Une Leçon de Vie, avec Jacques Brel
Dans une interview donnée au printemps 1971, le belge et chanteur Jacques Brel parle de sa conception du succès, mais aussi du talent et de l’importance de sortir de sa zone de confort. Quelqu’en soit le prix, il va jusqu’à parler d’exhibitionnisme – pour tout artiste qui décide de se lancer!
Alors, qu’est-ce que la réussite? Pour Jacques Brel, il est question de réaliser ses rêves. Du moins, les projeter…

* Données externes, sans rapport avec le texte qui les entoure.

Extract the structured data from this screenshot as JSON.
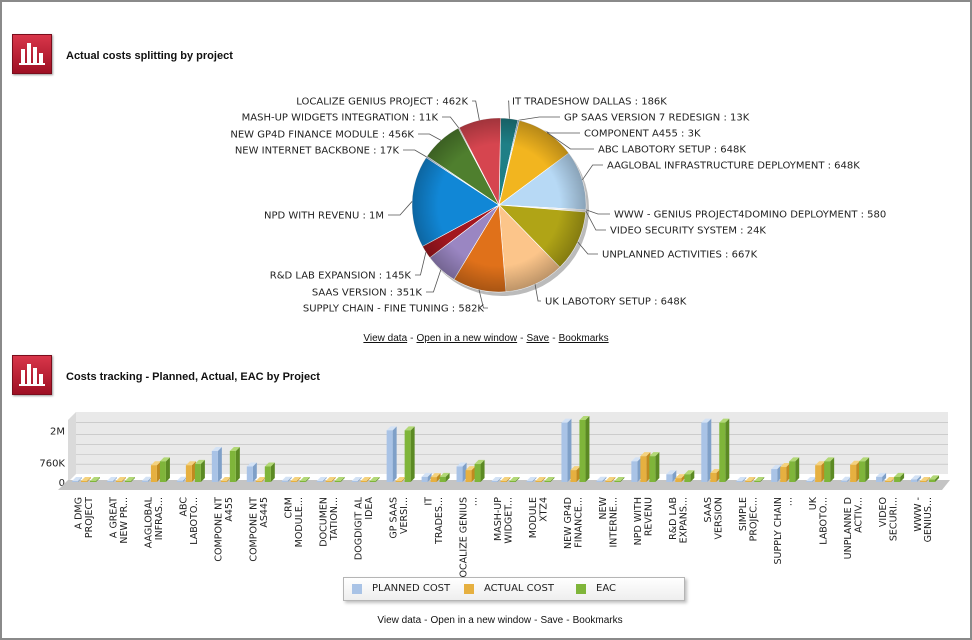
{
  "panels": {
    "pie_title": "Actual costs splitting by project",
    "bar_title": "Costs tracking - Planned, Actual, EAC by Project"
  },
  "links": {
    "view_data": "View data",
    "open_window": "Open in a new window",
    "save": "Save",
    "bookmarks": "Bookmarks",
    "separator": "-"
  },
  "colors": {
    "icon": "#c0203a",
    "planned": "#a9c3e6",
    "actual": "#e6b040",
    "eac": "#7fb53a"
  },
  "icons": {
    "panel": "bar-chart-icon"
  },
  "chart_data": [
    {
      "type": "pie",
      "slices": [
        {
          "label": "IT TRADESHOW DALLAS : 186K",
          "value": 186,
          "color": "#1f7f86"
        },
        {
          "label": "GP SAAS VERSION 7 REDESIGN : 13K",
          "value": 13,
          "color": "#2d86cc"
        },
        {
          "label": "COMPONENT A455 : 3K",
          "value": 3,
          "color": "#7fb53a"
        },
        {
          "label": "ABC LABOTORY SETUP : 648K",
          "value": 648,
          "color": "#f2b51f"
        },
        {
          "label": "AAGLOBAL INFRASTRUCTURE DEPLOYMENT : 648K",
          "value": 648,
          "color": "#b7d9f5"
        },
        {
          "label": "WWW - GENIUS PROJECT4DOMINO DEPLOYMENT : 580",
          "value": 0.58,
          "color": "#d9d9d9"
        },
        {
          "label": "VIDEO SECURITY SYSTEM : 24K",
          "value": 24,
          "color": "#e8e8e8"
        },
        {
          "label": "UNPLANNED ACTIVITIES : 667K",
          "value": 667,
          "color": "#b0a416"
        },
        {
          "label": "UK LABOTORY SETUP : 648K",
          "value": 648,
          "color": "#fcc58a"
        },
        {
          "label": "SUPPLY CHAIN - FINE TUNING : 582K",
          "value": 582,
          "color": "#e0711a"
        },
        {
          "label": "SAAS VERSION : 351K",
          "value": 351,
          "color": "#9a86c2"
        },
        {
          "label": "R&D LAB EXPANSION : 145K",
          "value": 145,
          "color": "#a3171f"
        },
        {
          "label": "NPD WITH REVENU : 1M",
          "value": 1000,
          "color": "#1187d6"
        },
        {
          "label": "NEW INTERNET BACKBONE : 17K",
          "value": 17,
          "color": "#9ab7d3"
        },
        {
          "label": "NEW GP4D FINANCE MODULE : 456K",
          "value": 456,
          "color": "#4f7f2e"
        },
        {
          "label": "MASH-UP WIDGETS INTEGRATION : 11K",
          "value": 11,
          "color": "#e8c0c0"
        },
        {
          "label": "LOCALIZE GENIUS PROJECT : 462K",
          "value": 462,
          "color": "#d6454f"
        }
      ]
    },
    {
      "type": "bar",
      "categories": [
        "A DMG PROJECT",
        "A GREAT NEW PR...",
        "AAGLOBAL INFRAS...",
        "ABC LABOTO...",
        "COMPONE NT A455",
        "COMPONE NT AS445",
        "CRM MODULE...",
        "DOCUMEN TATION...",
        "DOGDIGIT AL IDEA",
        "GP SAAS VERSI...",
        "IT TRADES...",
        "LOCALIZE GENIUS ...",
        "MASH-UP WIDGET...",
        "MODULE XTZ4",
        "NEW GP4D FINANCE...",
        "NEW INTERNE...",
        "NPD WITH REVENU",
        "R&D LAB EXPANS...",
        "SAAS VERSION",
        "SIMPLE PROJEC...",
        "SUPPLY CHAIN ...",
        "UK LABOTO...",
        "UNPLANNE D ACTIV...",
        "VIDEO SECURI...",
        "WWW - GENIUS..."
      ],
      "series": [
        {
          "name": "PLANNED COST",
          "values": [
            0.03,
            0.03,
            0.05,
            0.05,
            1.2,
            0.6,
            0.05,
            0.03,
            0.03,
            2.0,
            0.2,
            0.6,
            0.04,
            0.04,
            2.3,
            0.05,
            0.8,
            0.3,
            2.3,
            0.04,
            0.5,
            0.03,
            0.05,
            0.2,
            0.1
          ]
        },
        {
          "name": "ACTUAL COST",
          "values": [
            0.0,
            0.0,
            0.65,
            0.65,
            0.0,
            0.0,
            0.0,
            0.0,
            0.0,
            0.0,
            0.19,
            0.46,
            0.01,
            0.0,
            0.46,
            0.02,
            1.0,
            0.15,
            0.35,
            0.0,
            0.58,
            0.65,
            0.67,
            0.02,
            0.0
          ]
        },
        {
          "name": "EAC",
          "values": [
            0.0,
            0.0,
            0.8,
            0.7,
            1.2,
            0.6,
            0.0,
            0.0,
            0.0,
            2.0,
            0.2,
            0.7,
            0.01,
            0.0,
            2.4,
            0.02,
            1.0,
            0.3,
            2.3,
            0.0,
            0.8,
            0.8,
            0.8,
            0.2,
            0.1
          ]
        }
      ],
      "yticks": [
        "0",
        "760K",
        "2M"
      ],
      "ytick_values": [
        0,
        0.76,
        2.0
      ],
      "ylim": [
        0,
        2.4
      ],
      "legend": {
        "position": "bottom"
      }
    }
  ]
}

“Alors il y a deux notions là-dedans, d’abord réussir quoi? Il faut s’entendre sur le mot réussir. Moi, je crois qu’on ne réussit qu’une seule chose: on ne réussit que ses rêves. On a un rêve et on essaye de bâtir, de structurer ce rêve. Alors, dans ce sens là il est exact que j’ai travaillé pour réussir. Pour réussir mon rêve”.

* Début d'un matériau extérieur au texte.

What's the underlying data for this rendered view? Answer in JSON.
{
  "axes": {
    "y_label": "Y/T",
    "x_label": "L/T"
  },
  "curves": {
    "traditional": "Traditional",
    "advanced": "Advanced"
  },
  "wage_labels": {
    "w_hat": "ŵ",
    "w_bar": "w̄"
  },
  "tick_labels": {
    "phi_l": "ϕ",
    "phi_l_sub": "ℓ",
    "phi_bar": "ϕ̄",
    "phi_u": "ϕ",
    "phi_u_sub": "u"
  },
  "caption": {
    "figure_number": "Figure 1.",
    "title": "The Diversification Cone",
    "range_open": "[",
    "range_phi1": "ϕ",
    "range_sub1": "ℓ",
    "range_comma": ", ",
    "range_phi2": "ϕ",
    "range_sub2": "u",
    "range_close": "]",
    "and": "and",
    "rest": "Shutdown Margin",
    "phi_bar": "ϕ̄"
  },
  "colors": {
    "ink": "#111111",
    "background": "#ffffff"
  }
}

“Pour réussir ce rêve? Or ce rêve à ce moment-là, ce n’était pas de chanter, pas du tout. C’était de projeter mon rêve à l’extérieur. C’est un phénomène de compensation. En termes clinique, il a des mots beaucoup plus effroyables que ça. Pour reprendre l’expression de Duhamel (…), on raconte ce que l’on rate. On raconte ce que l’on n’arrive pas à faire. C’est un phénomène de compensation et j’ai voulu réussir ce phénomène de compensation. J’ai dû travailler beaucoup pour ça, bien évidemment”.
En partant de sa conception du succès et de l’importance de réaliser ses rêves, il nous introduit son approche du talent comme une “simple” envie. Pour le moins surprenante car pour Brel, il n’y a pas d’accident ou de hasard: il faut travailler “avec une grande énergie”. Une approche quoi que différente de ce que peut être l’artiste comme génie, hasardeux, créatif et talentueux.

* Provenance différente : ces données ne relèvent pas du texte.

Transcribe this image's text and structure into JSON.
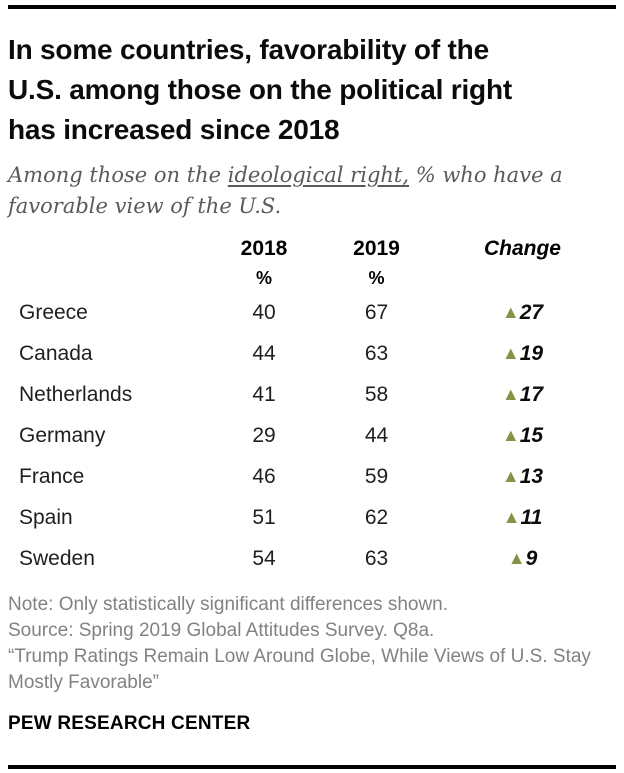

“Le talent ça n’existe pas. Le talent c’est avoir l’envie de faire quelque chose. Je prends l’exemple d’un homme qui rêve d’avoir envie de quelque chose. Il prétend avoir envie de manger un homard. Il a le talent, à ce moment-là, dans l’instant. Il a le talent, à ce moment-là, pour manger un homard, pour le savourer convenablement. Et je crois que d’avoir envie de réaliser un rêve c’est le talent et tout le reste, c’est de la sueur, c’est de la transpiration, c’est de la discipline, je suis sûr de ça! L’art, moi, je ne sais pas ce que c’est. Les artistes je connais pas. Je crois qu’il y a des gens qui travaillent à quelque chose et qui travaillent avec une grande énergie finalement et l’accident de la nature je n’y crois pas. Pratiquement pas”.
New York ou le “mal être” des grandes villes. Brel, n’aimait ni New York, ni Paris, ni les grandes villes en général.
“Je ne déteste pas New York. Je déteste y être. Ce qui est très différent, attention!”
Pourquoi?
“Je suis pas très heureux… finalement je n’aime que la campagne. J’ai besoin d’horizon. J’aime pas vivre à Paris non plus. Et qu’en on me dit “Ah, New York, vous êtes heureux.” Non! J’y suis pas très heureux moi. Je n’aime pas être au 32ème étage. J’aime pas beaucoup”.
Puis, il évoque l’enfance. Un grand sujet pour Brel, qui s’est toujours dit enfant, peu compris des adultes. Une approche quoi que personnelle du cycle de vie où il met en avant deux étapes…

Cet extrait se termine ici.